Basically you create docker container from some postgres image.
Then you run DDL scripts.
Then you stop this container and commit it as a new image.
And now you can create new container from this new image and use it for test. You can even parallelize tests by launching multiple containers. It should be fast enough thanks to docker overlay magic.
And it should work with any persistent solution, not just postgres.
You can save some time and complexity and just run a single container and first, once, set up your template database `my_template`, then create your testing databases using `CREATE DATABASE foo TEMPLATE my_template`. Basically TFA.
This will be much faster than restarting postgres a bunch of times, since this will just `cp` the database files on disk from the template to the new database.
The only "problem" is your application will need to switch to the new database name. You can also just put pgbouncer in front and let it solve that, if you want.
I would think the fundamental issue with this is similar to what the author described with template databases:
> However, on its own, template databases are not fast enough for our use case. The time it takes to create a new database from a template database is still too high for running thousands of tests:
And then in the timing shows that this took about 2 seconds. Launching another container is surely going to be at least that slow, correct?
So it's clear the author is trying to get an "absolutely clean slate" for each of potentially many tests. That may not be what all teams need, but I will say we had an absolute beast of a time as we grew our test suite that, as we parallelized it, we would get random tests failures for tests stepping on each other's toes, so I really like the approach of starting with a totally clean template for each test.
Starting each test with a totally clean template ensures consistent reproducibility, I’ll give you that, but it also isn’t real world, either. You only have the data that the test seeds which favors tests (and by extension business logic) written only with the “happy path” in mind. I think the smell for when tests are stepping on each other causing flakey runs, is that the logic being tested isn’t written for non-happy paths, or, the tests are asserting entirely too specific datasets or outcomes and anything else results in a failure. In the real world, other systems may very well be touching the same data or tables that your code is interacting with, so it being able to handle that kind of situation will produce a more fault tolerant system overall, which will serve to deliver value even if other systems go haywire and produce unexpected data you are looking at. Of course the need to handle that extra complexity is going to vary depending on business needs or other determining factors.
This is absolutely the correct answer. Testing infra should be ephemeral and mostly stateless. Prior to docker you had to figure out ways to mock the database or use something to approximate it with a lite weight DB like H2 or SqlLite.

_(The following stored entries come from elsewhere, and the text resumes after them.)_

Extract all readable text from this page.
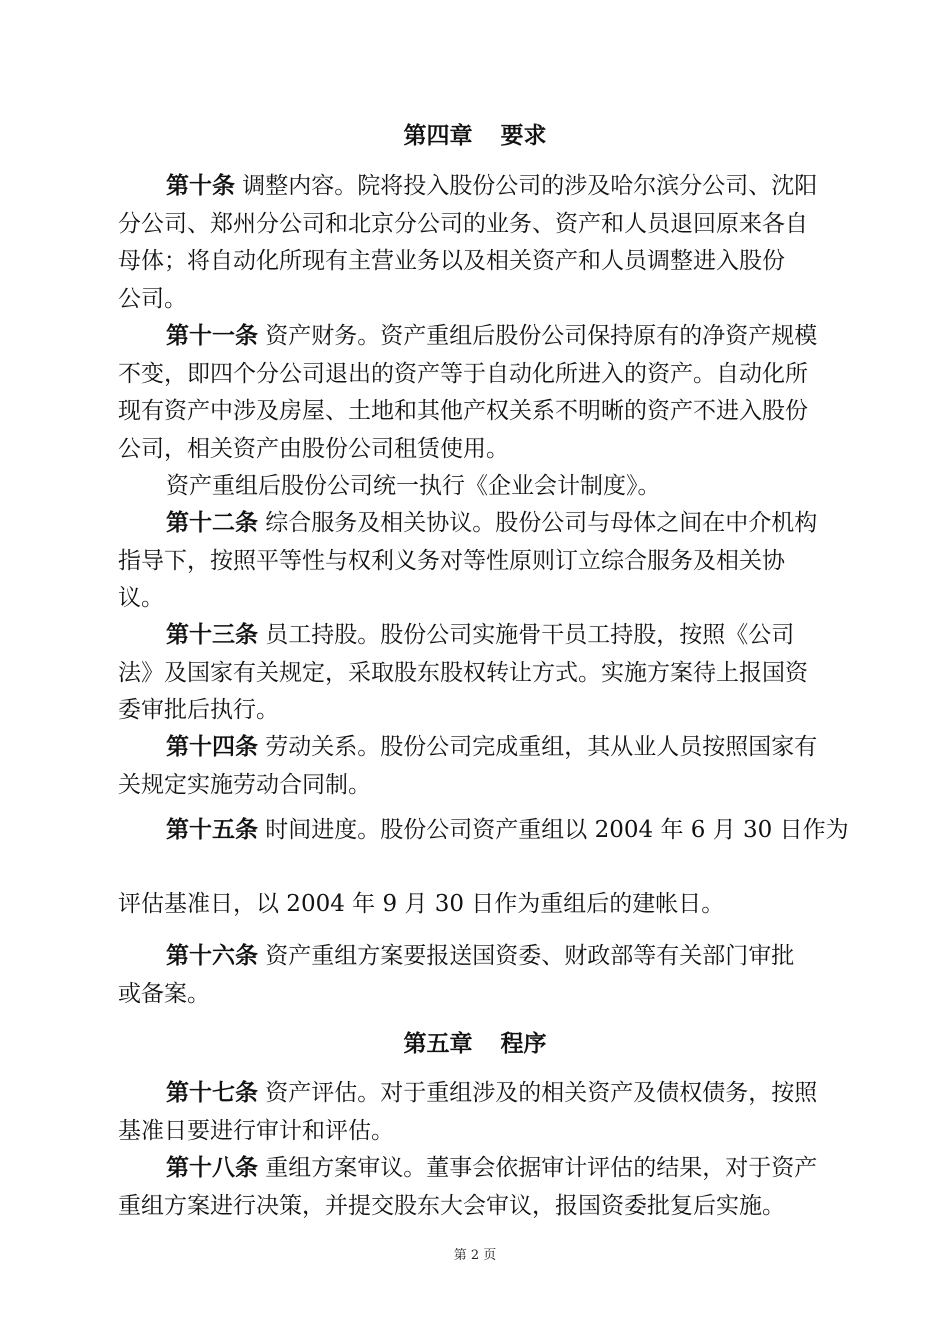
第四章 要求
第十条 调整内容。院将投入股份公司的涉及哈尔滨分公司、沈阳
分公司、郑州分公司和北京分公司的业务、资产和人员退回原来各自
母体；将自动化所现有主营业务以及相关资产和人员调整进入股份
公司。
第十一条 资产财务。资产重组后股份公司保持原有的净资产规模
不变，即四个分公司退出的资产等于自动化所进入的资产。自动化所
现有资产中涉及房屋、土地和其他产权关系不明晰的资产不进入股份
公司，相关资产由股份公司租赁使用。
资产重组后股份公司统一执行《企业会计制度》。
第十二条 综合服务及相关协议。股份公司与母体之间在中介机构
指导下，按照平等性与权利义务对等性原则订立综合服务及相关协
议。
第十三条 员工持股。股份公司实施骨干员工持股，按照《公司
法》及国家有关规定，采取股东股权转让方式。实施方案待上报国资
委审批后执行。
第十四条 劳动关系。股份公司完成重组，其从业人员按照国家有
关规定实施劳动合同制。
第十五条 时间进度。股份公司资产重组以 2004 年 6 月 30 日作为
评估基准日，以 2004 年 9 月 30 日作为重组后的建帐日。
第十六条 资产重组方案要报送国资委、财政部等有关部门审批
或备案。
第五章 程序
第十七条 资产评估。对于重组涉及的相关资产及债权债务，按照
基准日要进行审计和评估。
第十八条 重组方案审议。董事会依据审计评估的结果，对于资产
重组方案进行决策，并提交股东大会审议，报国资委批复后实施。
第 2 页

With docker you can build out the test image with default usernames/passwords/etc...
Then as your install gets more complicated with stored procedures and the like you can add them to your test database and update local testing tooling and CI/CD to use that.

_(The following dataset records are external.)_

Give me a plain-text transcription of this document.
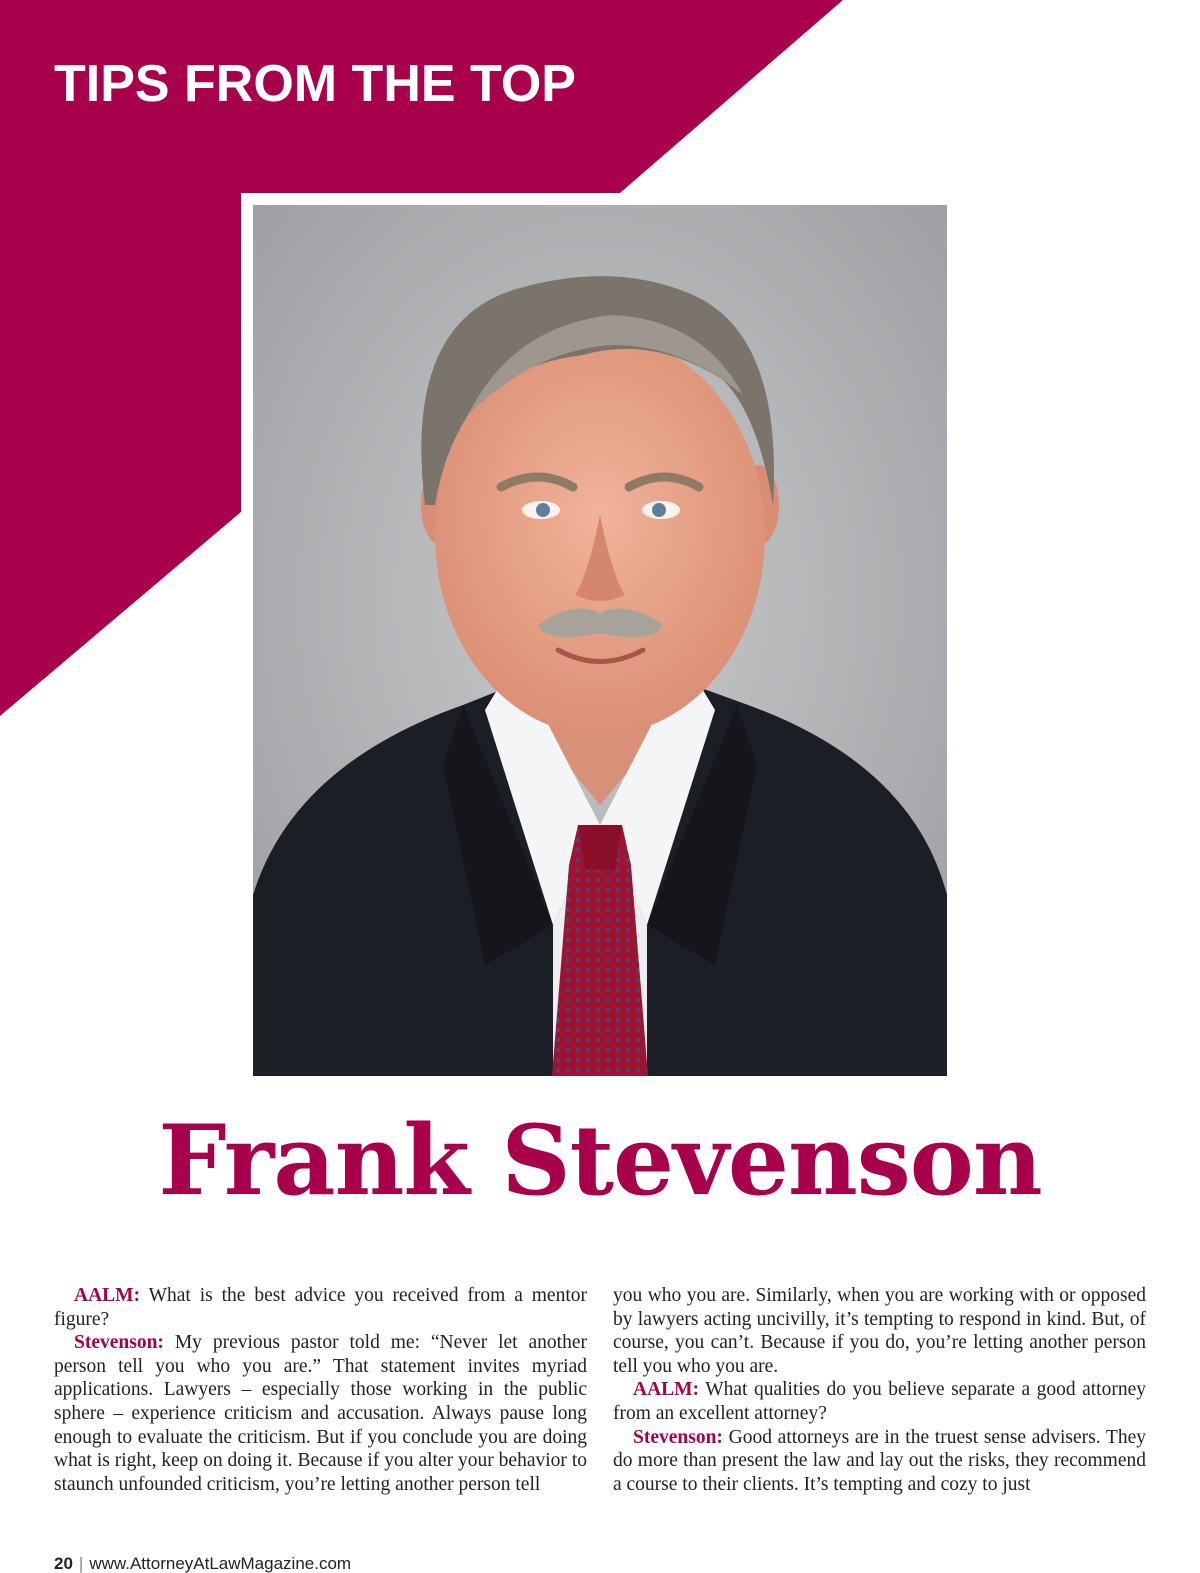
TIPS FROM THE TOP
Frank Stevenson

AALM: What is the best advice you received from a mentor figure?

Stevenson: My previous pastor told me: “Never let another person tell you who you are.” That statement invites myriad applications. Lawyers – especially those working in the public sphere – experience criticism and accusation. Always pause long enough to evaluate the criticism. But if you conclude you are doing what is right, keep on doing it. Because if you alter your behavior to staunch unfounded criticism, you’re letting another person tell

you who you are. Similarly, when you are working with or opposed by lawyers acting uncivilly, it’s tempting to respond in kind. But, of course, you can’t. Because if you do, you’re letting another person tell you who you are.

AALM: What qualities do you believe separate a good attorney from an excellent attorney?

Stevenson: Good attorneys are in the truest sense advisers. They do more than present the law and lay out the risks, they recommend a course to their clients. It’s tempting and cozy to just

20 | www.AttorneyAtLawMagazine.com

The massive benefit here is that you're using the exact same code to power your tests as you use to power your production systems. This eliminates issues that are the caused by differences between prod & test environments and anyone who's debugged those issues know how long they can take because it can take a really long time to figure out that is where the issue lies.
Basically you create docker container from some postgres image.
Then you run DDL scripts.
Then you stop this container and commit it as a new image.
And now you can create new container from this new image and use it for test. You can even parallelize tests by launching multiple containers. It should be fast enough thanks to docker overlay magic.
And it should work with any persistent solution, not just postgres.